BELGRADE (Reuters) - Serbian Finance Minister Lazar Krstic resigned on Saturday, saying more radical reforms to rein in public spending were needed which the prime minister said were too harsh to implement.
The 29-year-old minister announced his resignation after the government adopted a raft of changes to labor and pension legislation as part of a promised bid to cut public spending and attract foreign investment.
The changes raise the retirement age for women and loosened rules on hiring and firing.
But Krstic said he had wanted them to go further, faster, in spite of opposition from trade unionists who have threatened to take to the streets.
At a press conference alongside a grim-faced Prime Minister Aleksandar Vucic, Krstic said he had sought pension cuts of at least 20 percent, public sector wage cuts of at least 15 percent, an electricity price hike of 30 percent, and for a minimum of 160,000 of Serbia’s roughly 700,000 public sector workers to be laid off over the next two years.
Serbia’s consolidated budget deficit threatens to exceed 8 percent this year.
”We have different approaches to the dynamics,“ Krstic said. ”The prime minister has a good heart, and that’s why he has the support of the people.
“I considered that these measures should be implemented immediately. I think the prime minister and the finance minister should have the same approach, and that’s why I have resigned.”
Handpicked by Vucic last year, Yale graduate and former McKinsey consultant Krstic was a surprise choice for the post of finance minister given his relatively young age and lack of political experience.
Vucic said he would be replaced temporarily, and possibly for the longer term, by Economy Minister Dusan Vujovic.
PM: “I CAN‘T DO IT”
He said Krstic would remain as his special adviser in talks with the International Monetary Fund. Full loan negotiations are expected in the autumn, but Vucic said “consultations” would begin soon, without specifying their nature.
Vucic said Serbia would press ahead with fiscal consolidation, but that Krstic’s approach would be too painful. “It’s not about my political fate and what workers and pensioners will say, but whether one can implement it or not. I am not capable of doing it,” he said.
A government official, who spoke on condition of anonymity, told Reuters: “Krstic said we should swallow the bitter pill, we should do it right now, but Vucic said the people of Serbia would not accept it.” Krstic’s sudden departure will likely rattle investor nerves over whether the government can follow through on its promises of radical reform.

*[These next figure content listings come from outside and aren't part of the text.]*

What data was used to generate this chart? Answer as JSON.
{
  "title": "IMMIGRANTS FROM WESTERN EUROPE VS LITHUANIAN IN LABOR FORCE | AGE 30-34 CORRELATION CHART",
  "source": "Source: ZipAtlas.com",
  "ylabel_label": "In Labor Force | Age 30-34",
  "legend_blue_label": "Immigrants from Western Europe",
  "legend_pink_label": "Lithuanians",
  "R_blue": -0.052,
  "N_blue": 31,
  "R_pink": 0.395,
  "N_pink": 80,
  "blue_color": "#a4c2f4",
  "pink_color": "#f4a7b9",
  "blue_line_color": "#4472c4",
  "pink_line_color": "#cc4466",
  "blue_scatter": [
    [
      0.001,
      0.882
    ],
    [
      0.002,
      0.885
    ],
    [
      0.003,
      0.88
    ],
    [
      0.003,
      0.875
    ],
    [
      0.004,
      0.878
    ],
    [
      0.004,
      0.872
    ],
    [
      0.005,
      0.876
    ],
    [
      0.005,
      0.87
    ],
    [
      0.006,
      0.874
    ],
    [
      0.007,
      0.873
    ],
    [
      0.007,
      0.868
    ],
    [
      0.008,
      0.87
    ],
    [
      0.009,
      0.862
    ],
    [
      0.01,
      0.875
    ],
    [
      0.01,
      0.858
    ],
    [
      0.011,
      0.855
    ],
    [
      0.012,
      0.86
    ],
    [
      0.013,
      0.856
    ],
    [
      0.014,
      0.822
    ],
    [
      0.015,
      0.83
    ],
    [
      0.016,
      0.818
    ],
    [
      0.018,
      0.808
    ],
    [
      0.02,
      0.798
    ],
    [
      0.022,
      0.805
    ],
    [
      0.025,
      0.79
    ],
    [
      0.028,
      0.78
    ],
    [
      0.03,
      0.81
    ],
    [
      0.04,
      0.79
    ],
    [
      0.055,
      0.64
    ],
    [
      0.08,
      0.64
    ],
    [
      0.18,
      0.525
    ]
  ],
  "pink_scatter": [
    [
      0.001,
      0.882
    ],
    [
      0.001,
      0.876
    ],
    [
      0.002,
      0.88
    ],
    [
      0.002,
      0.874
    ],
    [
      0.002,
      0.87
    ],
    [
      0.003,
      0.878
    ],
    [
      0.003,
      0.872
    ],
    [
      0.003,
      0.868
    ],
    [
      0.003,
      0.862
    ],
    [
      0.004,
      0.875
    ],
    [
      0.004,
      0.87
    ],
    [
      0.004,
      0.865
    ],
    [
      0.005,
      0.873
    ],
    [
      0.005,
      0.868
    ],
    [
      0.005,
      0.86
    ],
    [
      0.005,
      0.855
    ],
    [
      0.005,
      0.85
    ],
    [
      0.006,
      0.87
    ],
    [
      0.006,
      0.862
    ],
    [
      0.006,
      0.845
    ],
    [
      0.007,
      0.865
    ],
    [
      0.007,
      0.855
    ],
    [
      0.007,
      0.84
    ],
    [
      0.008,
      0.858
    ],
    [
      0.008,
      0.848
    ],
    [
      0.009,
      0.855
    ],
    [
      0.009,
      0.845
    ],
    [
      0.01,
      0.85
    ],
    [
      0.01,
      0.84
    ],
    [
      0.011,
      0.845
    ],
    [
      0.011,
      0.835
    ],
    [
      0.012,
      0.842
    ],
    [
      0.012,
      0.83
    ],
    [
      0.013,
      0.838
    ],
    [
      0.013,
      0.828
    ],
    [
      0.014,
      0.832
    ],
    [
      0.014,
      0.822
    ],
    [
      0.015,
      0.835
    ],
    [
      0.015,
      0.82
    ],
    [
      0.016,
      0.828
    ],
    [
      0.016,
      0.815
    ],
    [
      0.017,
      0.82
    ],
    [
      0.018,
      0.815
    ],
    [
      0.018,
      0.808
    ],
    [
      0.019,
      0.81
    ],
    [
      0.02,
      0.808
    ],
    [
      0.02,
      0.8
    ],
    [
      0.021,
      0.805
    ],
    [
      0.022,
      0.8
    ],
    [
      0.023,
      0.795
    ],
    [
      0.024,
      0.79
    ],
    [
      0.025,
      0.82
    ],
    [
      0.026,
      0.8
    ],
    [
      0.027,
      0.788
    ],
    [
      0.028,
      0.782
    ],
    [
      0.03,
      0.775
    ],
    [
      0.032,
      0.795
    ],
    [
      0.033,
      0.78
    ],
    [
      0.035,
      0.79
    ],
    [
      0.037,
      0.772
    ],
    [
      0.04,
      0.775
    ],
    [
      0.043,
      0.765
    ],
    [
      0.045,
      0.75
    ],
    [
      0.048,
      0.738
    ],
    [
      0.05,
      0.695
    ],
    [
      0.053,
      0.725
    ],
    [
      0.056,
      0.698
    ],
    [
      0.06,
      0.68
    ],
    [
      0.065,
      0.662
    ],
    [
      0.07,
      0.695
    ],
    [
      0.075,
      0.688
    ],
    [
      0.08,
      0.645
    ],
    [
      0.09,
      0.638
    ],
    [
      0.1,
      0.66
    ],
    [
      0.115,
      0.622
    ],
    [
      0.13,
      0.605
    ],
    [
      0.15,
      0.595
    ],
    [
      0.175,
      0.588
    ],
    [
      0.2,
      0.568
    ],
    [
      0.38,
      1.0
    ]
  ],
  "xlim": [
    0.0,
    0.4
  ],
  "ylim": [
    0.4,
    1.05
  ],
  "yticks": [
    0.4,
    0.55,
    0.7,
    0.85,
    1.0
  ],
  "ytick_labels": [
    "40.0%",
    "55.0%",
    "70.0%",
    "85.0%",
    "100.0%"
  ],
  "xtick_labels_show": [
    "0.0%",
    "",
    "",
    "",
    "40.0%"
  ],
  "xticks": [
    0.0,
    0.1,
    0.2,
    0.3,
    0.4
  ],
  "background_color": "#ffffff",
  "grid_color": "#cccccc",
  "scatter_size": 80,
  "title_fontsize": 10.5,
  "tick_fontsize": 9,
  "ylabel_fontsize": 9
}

“Markets will take Kirstic’s resignation with a degree of concern; markets expect adoption of these unpopular measures,” said Djordje Djukic, a Belgrade economics lecturer.
The amendments to the labor law adopted on Saturday introduce more flexible rules on hiring and firing and regulate the payment of wages and social benefits, an area frequently abused by cash-strapped employers.
The changes lower the taxes on wages that employers must pay, potentially cutting the number of people working in a vast grey economy.
The amendments to pension law include rising of the retirement age for women from 60 to 65 and envisages penalties for those who decide to retire early. Serbia has some 1.7 million pensioners, slightly more than its total workforce. Unemployment stands at around 24 percent.
Parliament will debate the new legislation next week.
Serbia’s 40-billion-euro economy faces economic contraction this year following huge floods in May that killed 57 people and inflicted around 1.5 billion euros in damage to homes, infrastructure and the energy sector.